Bone disease ranges from asymptomatic osteopenia to focal lytic or sclerotic lesions and osteonecrosis. Clinical or radiographic evidence of mild-to-moderate dysostosis multiplex occurs in 90% of individuals diagnosed with alpha-mannosidosis [Chester et al 1982]; intrafamilial variation is considerable. Conventional radiographs (x-rays) may reveal thickened calvaria; ovoid configuration, flattening, and hook-shaped deformity of the vertebral bodies; hypoplasia of the inferior portions of the ilia; and mild expansion of the short tubular bones of the hands.
Knock-knee is common and contributes to the gait disturbance.
The skeletal abnormalities may decrease with age [Spranger et al 1976].
Cranial MRI, including sagittal T1 and axial T2 sections, demonstrates several skeletal abnormalities including brachycephaly, thick calvarium, and poor pneumatization of the sphenoid body [Dietemann et al 1990].

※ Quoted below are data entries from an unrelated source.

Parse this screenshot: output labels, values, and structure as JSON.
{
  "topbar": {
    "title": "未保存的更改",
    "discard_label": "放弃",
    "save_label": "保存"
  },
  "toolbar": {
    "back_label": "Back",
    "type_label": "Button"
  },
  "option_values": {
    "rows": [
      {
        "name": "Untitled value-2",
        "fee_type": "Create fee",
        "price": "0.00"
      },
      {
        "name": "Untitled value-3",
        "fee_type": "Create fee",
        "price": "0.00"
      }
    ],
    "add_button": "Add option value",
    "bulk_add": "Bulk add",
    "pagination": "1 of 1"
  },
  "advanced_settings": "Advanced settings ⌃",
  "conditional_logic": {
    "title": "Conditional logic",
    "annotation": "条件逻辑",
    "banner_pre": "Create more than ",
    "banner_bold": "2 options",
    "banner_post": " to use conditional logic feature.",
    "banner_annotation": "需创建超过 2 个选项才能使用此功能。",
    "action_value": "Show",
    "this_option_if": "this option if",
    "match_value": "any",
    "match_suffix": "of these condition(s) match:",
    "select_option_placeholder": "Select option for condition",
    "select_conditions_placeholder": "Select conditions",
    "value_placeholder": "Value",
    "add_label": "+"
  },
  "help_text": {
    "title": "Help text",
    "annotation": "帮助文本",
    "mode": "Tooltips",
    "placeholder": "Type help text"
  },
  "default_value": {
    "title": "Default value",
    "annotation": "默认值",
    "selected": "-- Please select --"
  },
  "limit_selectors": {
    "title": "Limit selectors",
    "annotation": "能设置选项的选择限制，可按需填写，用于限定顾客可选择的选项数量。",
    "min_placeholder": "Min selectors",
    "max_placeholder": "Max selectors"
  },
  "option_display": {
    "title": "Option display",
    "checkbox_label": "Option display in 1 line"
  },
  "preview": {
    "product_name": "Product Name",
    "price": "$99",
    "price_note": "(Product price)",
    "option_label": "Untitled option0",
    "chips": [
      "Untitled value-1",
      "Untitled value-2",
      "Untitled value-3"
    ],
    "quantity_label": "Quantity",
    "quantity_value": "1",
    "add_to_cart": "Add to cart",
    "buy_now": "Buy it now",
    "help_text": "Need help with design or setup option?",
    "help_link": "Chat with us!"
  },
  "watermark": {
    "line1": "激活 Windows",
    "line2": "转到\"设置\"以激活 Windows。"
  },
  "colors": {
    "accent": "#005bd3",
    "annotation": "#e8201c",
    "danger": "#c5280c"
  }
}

Immunodeficiency. Individuals with alpha-mannosidosis have frequent infections. Malm et al [2000] compared humoral and cellular immunocompetence in six affected individuals to that of six healthy controls. They determined that individuals with alpha-mannosidosis appear to have decreased ability to produce specific antibodies in response to antigen presentation. Although infections generate compensatory mechanisms in leukocytes to improve phagocytosis, these mechanisms are inadequate because of disease-induced phagocyte-blocking agents in the serum or because of the lack of specific antibodies. In addition, leukocytes have a decreased capacity for intracellular killing, which may contribute to the often serious outcome of bacterial infections.
Hepatosplenomegaly. The liver and spleen are often enlarged, especially in more severely affected individuals; however, this has no clinical significance. Liver function is normal. Liver biopsy reveals the same vacuoles in hepatocytes as described in several hematologic cell lines.
Ocular features. Hyperopia, myopia, or slight strabismus is common. Lenticular changes, superficial corneal opacities [Bach et al 1978], and blurred discs [Kjellman et al 1969] have been reported. Most of these ophthalmologic findings can be remedied (see Management).
Other
Cardiac and renal complications are rarely observed; however, aortic regurgitation may be more common in individuals with alpha-mannosidosis.
Systemic lupus erythematosus has been frequently observed in individuals with alpha-mannosidosis.
Natural course of the disease. The first decade of life is characterized by a high incidence of recurrent infections, including the common cold, pneumonia, gastroenteritis, and more rarely, infections of the urinary tract. Serous otitis media is common and is usually not bacterial.
The infections diminish in the second and third decade, when ataxia and muscular weakness are more prominent. However, many individuals are able to ski, ride a bike, or play soccer up to the third decade. At any time, individuals risk setbacks in the form of acute necrotizing arthritis or acute hydrocephalus, both requiring surgery. Worsening of the myopathy has also been described [Kawai et al 1985, unpublished personal data].
Pathophysiology. During normal turnover and catabolism, glycoproteins are digested by proteinases and glycosidases within the lysosomes. These enzymes degrade glycoproteins into fragments small enough to be excreted or transported to the cytosol for reuse. Lack or deficiency of a hydrolase, such as lysosomal alpha-mannosidase, results in the multisystemic accumulation of undigested oligosaccharides in the lysosomes. However, the pathophysiology of lysosomal storage disorders is complex, and accumulation of storage material alone cannot fully explain disease mechanisms.